Piotta – Non l’immaginava neppure lui, ma alla fine è tornato. Alla Valascia, su quella stessa panchina che Rostislav Cada, ‘Rocia’ per gli amici, aveva conosciuto una prima volta negli anni Novanta. Quand’era arrivato agli élite dell’Ambrì transitando da Ascona. Da lì alla panchina della prima squadra, prima in qualità di assistente, poi di allenatore-capo, il passo è stato breve. A quella parentesi, cinque anni dopo ne seguì un’altra. E ora, dieci anni più tardi, rieccolo qui. Ed è la terza volta. «No, sinceramente non l’avrei mai detto – spiega, l’oggi sessantatreenne tecnico nato a Brno, in Repubblica Ceca –. Perché sono tornato? Perché l’anno scorso, al termine della stagione, ho cominciato a riflettere su cos’avrei ancora potuto fare nel mondo dell’hockey. Ho lavorato molto ai massimi livelli in Russia (Avangard Omsk, ndr), Cechia (Liberec, ndr) e Slovacchia (Bratislava e Kosice, ndr), e sono stati anni impegnativi. Così mi sono detto che forse era tempo di intraprendere qualcosa di nuovo. Magari ripartendo dal basso, per trasmettere ad altri la mia esperienza e le mie conoscenze. Un conto è allenare dei professionisti, un altro è farlo con i giovani. Con i ragazzi devi saper sfruttare il loro potenziale ma pure la loro grande passione. Ben sapendo, però, che è ancora tutto da costruire». Così, quando è arrivata la proposta dell’Ambrì, non ti è stato difficile accettare. «In verità avevo anche qualche altra possibilità, ma nessuna mi aveva convinto. Era come se percepissi che la migliore tra le opportunità dovesse ancora arrivare. Poi, appunto, si è presentato l’Ambrì, che mi ha proposto di guidare gli élite sino a fine stagione. Sono una persona realista, che reagisce quando è il momento di farlo. È il cuore, per così dire, a dirmi cosa debbo fare. E il cuore mi ha detto che quella proposta l’avrei dovuta accettare».

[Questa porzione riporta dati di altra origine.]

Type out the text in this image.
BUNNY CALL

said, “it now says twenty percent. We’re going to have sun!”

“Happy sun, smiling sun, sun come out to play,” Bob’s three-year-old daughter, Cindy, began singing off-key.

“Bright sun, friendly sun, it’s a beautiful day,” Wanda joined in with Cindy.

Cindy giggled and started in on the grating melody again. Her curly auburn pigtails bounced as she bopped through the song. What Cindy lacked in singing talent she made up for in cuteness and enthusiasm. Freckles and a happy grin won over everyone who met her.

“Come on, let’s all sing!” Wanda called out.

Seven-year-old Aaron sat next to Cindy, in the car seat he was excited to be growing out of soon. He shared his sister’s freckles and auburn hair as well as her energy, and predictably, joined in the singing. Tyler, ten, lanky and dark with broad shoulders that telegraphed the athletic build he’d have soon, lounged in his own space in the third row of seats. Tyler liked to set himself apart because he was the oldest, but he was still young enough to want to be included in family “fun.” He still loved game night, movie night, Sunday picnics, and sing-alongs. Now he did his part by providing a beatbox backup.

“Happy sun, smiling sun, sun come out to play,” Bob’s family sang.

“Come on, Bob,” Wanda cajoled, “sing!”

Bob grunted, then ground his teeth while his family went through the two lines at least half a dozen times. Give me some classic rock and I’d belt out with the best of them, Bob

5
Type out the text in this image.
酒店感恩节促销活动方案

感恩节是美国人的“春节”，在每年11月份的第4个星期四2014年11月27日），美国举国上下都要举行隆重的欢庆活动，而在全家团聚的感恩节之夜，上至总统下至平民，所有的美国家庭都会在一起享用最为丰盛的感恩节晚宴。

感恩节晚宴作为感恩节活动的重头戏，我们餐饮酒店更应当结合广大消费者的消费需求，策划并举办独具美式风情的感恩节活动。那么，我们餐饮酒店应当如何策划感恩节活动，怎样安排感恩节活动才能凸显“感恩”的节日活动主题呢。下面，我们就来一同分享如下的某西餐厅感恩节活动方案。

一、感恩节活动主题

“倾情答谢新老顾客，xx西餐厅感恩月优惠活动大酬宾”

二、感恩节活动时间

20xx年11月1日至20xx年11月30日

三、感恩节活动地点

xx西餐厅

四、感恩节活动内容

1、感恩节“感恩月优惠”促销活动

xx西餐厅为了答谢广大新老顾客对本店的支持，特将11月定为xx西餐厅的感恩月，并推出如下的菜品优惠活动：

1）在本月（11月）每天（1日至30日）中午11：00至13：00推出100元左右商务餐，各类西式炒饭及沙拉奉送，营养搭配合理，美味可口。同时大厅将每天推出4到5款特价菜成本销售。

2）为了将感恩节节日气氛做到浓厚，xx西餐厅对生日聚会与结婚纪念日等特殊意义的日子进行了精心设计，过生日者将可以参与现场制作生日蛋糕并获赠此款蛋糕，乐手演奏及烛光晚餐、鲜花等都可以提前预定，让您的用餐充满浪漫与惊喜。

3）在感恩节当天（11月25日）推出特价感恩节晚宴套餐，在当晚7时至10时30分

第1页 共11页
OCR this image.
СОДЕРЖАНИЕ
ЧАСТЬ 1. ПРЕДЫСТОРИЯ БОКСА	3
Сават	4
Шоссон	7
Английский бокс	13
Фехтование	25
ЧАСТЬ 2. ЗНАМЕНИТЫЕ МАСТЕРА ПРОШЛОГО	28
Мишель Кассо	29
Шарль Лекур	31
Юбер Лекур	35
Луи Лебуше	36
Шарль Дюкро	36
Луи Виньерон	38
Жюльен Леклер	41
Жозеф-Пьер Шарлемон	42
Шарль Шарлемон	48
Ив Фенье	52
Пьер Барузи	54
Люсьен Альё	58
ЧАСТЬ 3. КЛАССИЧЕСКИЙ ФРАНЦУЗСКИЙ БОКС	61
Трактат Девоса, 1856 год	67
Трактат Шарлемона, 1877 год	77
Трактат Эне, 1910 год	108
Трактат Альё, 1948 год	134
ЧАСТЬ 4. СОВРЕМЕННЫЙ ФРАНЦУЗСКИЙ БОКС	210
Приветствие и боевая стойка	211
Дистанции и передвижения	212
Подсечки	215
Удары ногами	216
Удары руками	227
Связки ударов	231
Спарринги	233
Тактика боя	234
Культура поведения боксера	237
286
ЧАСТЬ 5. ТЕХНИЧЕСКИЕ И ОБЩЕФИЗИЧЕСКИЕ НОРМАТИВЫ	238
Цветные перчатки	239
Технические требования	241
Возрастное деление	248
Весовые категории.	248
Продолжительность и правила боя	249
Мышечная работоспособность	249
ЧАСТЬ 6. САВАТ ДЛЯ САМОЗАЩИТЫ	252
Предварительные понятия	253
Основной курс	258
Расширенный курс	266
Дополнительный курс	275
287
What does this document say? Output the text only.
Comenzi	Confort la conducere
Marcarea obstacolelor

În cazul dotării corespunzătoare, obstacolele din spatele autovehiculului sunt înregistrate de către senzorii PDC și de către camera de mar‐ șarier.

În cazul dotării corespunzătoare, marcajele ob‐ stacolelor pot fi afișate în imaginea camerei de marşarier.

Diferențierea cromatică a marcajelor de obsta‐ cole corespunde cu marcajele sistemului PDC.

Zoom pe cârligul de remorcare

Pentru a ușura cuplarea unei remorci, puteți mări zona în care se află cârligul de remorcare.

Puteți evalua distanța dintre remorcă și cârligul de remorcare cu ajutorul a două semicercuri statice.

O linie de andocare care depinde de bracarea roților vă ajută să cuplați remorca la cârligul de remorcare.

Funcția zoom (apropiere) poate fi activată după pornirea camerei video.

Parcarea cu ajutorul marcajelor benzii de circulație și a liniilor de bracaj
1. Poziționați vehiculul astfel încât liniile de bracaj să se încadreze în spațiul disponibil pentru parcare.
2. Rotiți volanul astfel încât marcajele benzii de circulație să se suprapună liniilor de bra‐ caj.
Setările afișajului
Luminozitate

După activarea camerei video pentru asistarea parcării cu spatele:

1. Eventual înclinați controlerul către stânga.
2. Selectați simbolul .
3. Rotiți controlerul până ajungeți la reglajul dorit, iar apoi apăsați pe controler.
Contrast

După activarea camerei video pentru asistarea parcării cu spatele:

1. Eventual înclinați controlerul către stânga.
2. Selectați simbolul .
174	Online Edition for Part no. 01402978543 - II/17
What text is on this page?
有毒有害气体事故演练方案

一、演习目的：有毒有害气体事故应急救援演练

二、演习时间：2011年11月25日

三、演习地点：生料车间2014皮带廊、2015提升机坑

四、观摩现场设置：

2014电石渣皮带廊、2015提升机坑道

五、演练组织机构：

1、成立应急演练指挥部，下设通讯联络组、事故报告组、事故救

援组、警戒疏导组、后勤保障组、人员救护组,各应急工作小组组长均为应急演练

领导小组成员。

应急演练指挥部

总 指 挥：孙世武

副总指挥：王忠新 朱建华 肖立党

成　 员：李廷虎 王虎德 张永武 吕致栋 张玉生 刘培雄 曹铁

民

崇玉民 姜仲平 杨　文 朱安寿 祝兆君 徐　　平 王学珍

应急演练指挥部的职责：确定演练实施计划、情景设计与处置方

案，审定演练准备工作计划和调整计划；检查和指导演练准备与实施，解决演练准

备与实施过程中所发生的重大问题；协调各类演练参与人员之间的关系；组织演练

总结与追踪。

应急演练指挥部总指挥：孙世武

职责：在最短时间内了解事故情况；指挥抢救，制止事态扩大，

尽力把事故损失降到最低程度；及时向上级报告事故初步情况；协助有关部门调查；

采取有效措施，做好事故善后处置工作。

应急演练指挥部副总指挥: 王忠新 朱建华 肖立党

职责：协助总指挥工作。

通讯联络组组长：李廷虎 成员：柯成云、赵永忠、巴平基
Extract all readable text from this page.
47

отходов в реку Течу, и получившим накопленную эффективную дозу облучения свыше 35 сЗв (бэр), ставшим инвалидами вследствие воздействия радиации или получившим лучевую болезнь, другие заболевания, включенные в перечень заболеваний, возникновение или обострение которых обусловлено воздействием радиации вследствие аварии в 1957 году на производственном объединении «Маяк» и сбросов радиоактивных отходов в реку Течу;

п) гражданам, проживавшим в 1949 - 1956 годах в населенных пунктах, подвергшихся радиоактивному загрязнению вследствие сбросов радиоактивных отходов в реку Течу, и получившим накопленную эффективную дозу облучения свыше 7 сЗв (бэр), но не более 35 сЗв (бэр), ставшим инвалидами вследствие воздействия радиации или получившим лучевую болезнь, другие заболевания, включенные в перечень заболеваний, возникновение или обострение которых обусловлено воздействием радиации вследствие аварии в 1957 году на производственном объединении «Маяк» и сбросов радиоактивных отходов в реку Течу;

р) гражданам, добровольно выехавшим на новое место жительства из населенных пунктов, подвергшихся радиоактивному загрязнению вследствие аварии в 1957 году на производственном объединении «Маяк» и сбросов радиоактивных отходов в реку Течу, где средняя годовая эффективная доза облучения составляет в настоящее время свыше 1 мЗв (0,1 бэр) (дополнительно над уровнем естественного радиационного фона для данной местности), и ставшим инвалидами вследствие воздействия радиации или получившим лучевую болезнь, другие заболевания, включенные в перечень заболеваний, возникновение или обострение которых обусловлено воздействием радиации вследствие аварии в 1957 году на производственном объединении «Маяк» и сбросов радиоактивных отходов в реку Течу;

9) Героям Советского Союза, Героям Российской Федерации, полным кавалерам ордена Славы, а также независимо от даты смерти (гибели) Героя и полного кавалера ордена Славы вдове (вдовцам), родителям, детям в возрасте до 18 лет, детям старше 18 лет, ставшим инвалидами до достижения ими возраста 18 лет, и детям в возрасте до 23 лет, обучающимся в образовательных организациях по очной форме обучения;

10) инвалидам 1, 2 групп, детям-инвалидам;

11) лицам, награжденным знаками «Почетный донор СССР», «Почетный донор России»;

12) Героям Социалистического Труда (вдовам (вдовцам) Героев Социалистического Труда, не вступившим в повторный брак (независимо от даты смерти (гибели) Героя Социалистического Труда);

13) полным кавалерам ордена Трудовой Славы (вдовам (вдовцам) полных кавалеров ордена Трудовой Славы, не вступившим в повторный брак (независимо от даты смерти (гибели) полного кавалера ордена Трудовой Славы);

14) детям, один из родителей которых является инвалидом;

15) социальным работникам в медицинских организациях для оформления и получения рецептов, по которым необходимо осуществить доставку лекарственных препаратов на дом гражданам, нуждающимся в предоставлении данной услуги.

E il tuo cuore sa già se questa sarà davvero solo una parentesi sino a fine stagione? «È presto per dirlo, no? Dobbiamo ancora fare il primo passo, e io devo cominciare a concretizzare il mio lavoro. Insomma, facciamo una cosa alla volta». Di sicuro, però, in questi mesi sai bene cosa ti aspetta. Alla guida di un gruppo in grande difficoltà, visto che gli élite dell’Ambrì sono ultimi in classifica con 11 punti in 29 partite, staccati di ben 14 lunghezze dai penultimi, cioè il Lugano. Come dire che, pescando alla Valascia e alla Resega, i Ticino Rockets non hanno fatto un gran favore ai due
serbatoi più rinomati del cantone a livello juniores... «Quando si parla di giovani, la prima cosa su cui ci si deve focalizzare è la preparazione di quei ragazzi al professionismo. Quindi sì, ciò che è stato realizzato a Biasca è senza dubbio la soluzione migliore. Poi, è ovvio, le squadre che hanno perso quei giocatori un po’ si sono indebolite, ma la priorità dev’essere quella della formazione. Senza dimenticare che in futuro quegli stessi ragazzi torneranno per dare un mano, permettendo di sfruttarne le qualità nel frattempo acquisite». Il primo impatto con i tuoi ragazzi com’è stato? «Non posso
dire se la prima impressione è quella giusta, ma di sicuro al mio arrivo ho visto tutto l’impegno e la passione che questi giovani intendono metterci. E questa è la base fondamentale per poter cambiare le cose». Può la passione sopperire al talento? «Ciò che mi posso permettere di dire è che nell’hockey conta il carattere. Se un giocatore ha il talento ma non il carattere, è solo questione di tempo prima che si perda per strada. Al contrario, un ragazzo che a una certa età non è ancora pronto fisicamente o tatticamente ma ha grande voglia di lavorare, potrebbe riuscire a compiere dei miracoli. È di questo tipo di giocatori che ogni squadra ha bisogno. Infatti, senza certi onesti lavoratori anche i giocatori più forti varrebbero di meno». È questo il messaggio che hai lanciato ai tuoi giocatori la prima volta in cui li hai incontrati? «In verità – sorride – in quell’occasione c’erano parecchi dirigenti e il mio discorso è stato piuttosto conciso». Vale a dire? «Ho illustrato soltanto una primissima idea, che però dal mio punto di vista è fondamentale. E cioè che se perdiamo le partite non è per merito dei nostri avversari, ma unicamente per colpa nostra».